S1103, useThe specific position of the text frame is represented, X, Y is the center point coordinate of the text frame, and H is the height of the text frame;

s130, calculating the subtitle color characteristics according to the pixel mode, wherein the method specifically comprises the following steps:

s1303, calculating the mode in { C ₁,…,C_j ,…,C_w }, and recording as M, wherein w is the number of columns of picture pixels;

s1304, repeating the above operation for all the intercepted picture frames, and counting the pixel value mode in { M } as the subtitle color information feature;

s140, extracting caption text according to caption color preprocessing, wherein the method specifically comprises the following steps:

2. The method for extracting movie subtitles in a complex background changing scene based on OCR and color preprocessing according to claim 1, characterized in that:

the step S120 of obtaining subtitle position information by using a clustering algorithm specifically includes:

S1201 pair of Position of individual text frameKmeans clustering is carried out to obtain the most number of classes in the classes, and the coordinates of the central points are used as the central points of the subtitle positions;

s1202, counting the height of the text frame in the category of the coordinates of the center point to which the text frame belongs And as the height of the subtitle position;

S1203 sets the width of the movie as the width of the subtitle position.

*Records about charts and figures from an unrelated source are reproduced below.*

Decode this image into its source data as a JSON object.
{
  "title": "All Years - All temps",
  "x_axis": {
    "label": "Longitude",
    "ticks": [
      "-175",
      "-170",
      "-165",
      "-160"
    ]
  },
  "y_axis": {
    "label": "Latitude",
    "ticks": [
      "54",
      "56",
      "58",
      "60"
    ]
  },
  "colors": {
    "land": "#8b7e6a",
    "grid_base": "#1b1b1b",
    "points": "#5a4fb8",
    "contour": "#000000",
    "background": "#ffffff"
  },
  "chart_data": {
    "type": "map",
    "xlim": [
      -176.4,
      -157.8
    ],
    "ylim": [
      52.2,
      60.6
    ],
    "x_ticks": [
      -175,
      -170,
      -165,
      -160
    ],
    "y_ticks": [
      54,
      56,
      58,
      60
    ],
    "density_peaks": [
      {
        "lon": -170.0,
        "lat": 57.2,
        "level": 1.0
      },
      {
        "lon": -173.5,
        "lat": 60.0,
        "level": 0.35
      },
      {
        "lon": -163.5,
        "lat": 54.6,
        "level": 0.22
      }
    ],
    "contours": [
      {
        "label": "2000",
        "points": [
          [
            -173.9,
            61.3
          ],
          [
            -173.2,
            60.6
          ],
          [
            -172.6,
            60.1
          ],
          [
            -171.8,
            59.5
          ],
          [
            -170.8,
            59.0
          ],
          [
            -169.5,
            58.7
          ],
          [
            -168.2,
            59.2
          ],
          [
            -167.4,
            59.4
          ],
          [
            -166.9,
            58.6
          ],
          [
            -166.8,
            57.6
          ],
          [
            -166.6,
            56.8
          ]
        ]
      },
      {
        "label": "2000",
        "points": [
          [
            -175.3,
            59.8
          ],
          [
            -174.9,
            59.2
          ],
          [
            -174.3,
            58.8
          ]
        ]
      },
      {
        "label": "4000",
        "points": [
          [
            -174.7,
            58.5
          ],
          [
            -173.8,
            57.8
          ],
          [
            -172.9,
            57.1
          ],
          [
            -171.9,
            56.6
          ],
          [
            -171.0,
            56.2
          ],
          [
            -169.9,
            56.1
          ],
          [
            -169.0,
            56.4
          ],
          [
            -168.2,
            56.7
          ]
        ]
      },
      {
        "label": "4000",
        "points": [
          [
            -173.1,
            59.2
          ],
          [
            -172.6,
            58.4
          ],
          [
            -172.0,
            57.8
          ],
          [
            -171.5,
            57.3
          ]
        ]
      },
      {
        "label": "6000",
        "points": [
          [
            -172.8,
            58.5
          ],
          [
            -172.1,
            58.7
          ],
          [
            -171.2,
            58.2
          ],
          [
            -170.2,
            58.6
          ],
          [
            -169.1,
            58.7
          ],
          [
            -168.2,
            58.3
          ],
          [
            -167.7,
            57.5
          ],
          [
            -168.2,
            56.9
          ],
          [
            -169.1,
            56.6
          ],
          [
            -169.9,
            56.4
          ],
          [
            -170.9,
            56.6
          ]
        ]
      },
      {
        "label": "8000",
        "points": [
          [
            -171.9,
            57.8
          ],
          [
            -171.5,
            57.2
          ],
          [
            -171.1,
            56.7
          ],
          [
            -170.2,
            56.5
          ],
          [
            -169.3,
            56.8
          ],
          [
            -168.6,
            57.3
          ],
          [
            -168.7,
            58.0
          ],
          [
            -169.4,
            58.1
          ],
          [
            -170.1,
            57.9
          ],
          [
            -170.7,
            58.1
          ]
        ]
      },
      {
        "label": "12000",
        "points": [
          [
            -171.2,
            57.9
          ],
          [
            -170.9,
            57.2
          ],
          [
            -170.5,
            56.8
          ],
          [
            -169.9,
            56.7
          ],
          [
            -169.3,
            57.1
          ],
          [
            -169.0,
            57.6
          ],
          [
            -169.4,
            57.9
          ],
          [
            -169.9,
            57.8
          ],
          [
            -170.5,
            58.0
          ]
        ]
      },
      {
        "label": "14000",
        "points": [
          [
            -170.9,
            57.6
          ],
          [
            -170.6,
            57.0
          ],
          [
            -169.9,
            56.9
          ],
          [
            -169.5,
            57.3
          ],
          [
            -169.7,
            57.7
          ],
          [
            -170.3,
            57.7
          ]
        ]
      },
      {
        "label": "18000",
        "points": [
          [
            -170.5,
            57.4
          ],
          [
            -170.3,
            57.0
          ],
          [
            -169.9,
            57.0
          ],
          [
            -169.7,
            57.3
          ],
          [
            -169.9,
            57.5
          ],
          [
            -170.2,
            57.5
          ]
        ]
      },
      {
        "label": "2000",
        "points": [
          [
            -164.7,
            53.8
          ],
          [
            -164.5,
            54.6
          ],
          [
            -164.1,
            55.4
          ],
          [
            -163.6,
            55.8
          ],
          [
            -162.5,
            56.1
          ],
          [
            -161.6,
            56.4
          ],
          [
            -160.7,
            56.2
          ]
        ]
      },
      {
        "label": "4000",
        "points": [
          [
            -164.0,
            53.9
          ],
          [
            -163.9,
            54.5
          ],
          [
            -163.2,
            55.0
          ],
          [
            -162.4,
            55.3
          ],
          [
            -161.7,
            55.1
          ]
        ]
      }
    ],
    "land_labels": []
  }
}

3. The method for extracting movie subtitles in a complex background scene change based on OCR and color preprocessing as claimed in claim 1, wherein in step S130, the subtitle color feature storage format requirement is RGB three-channel mode.

4. A device for extracting movie titles in a background complex-change scene based on OCR and color preprocessing, comprising a memory and one or more processors, wherein the memory stores executable codes, and the one or more processors are configured to implement the method for extracting movie titles in a background complex-change scene based on OCR and color preprocessing according to any one of claims 1 to 3 when executing the executable codes.

5. A computer-readable storage medium, having stored thereon a program which, when executed by a processor, implements the method for extracting movie titles in a complex background changing scene based on OCR and color preprocessing as set forth in any one of claims 1 to 3.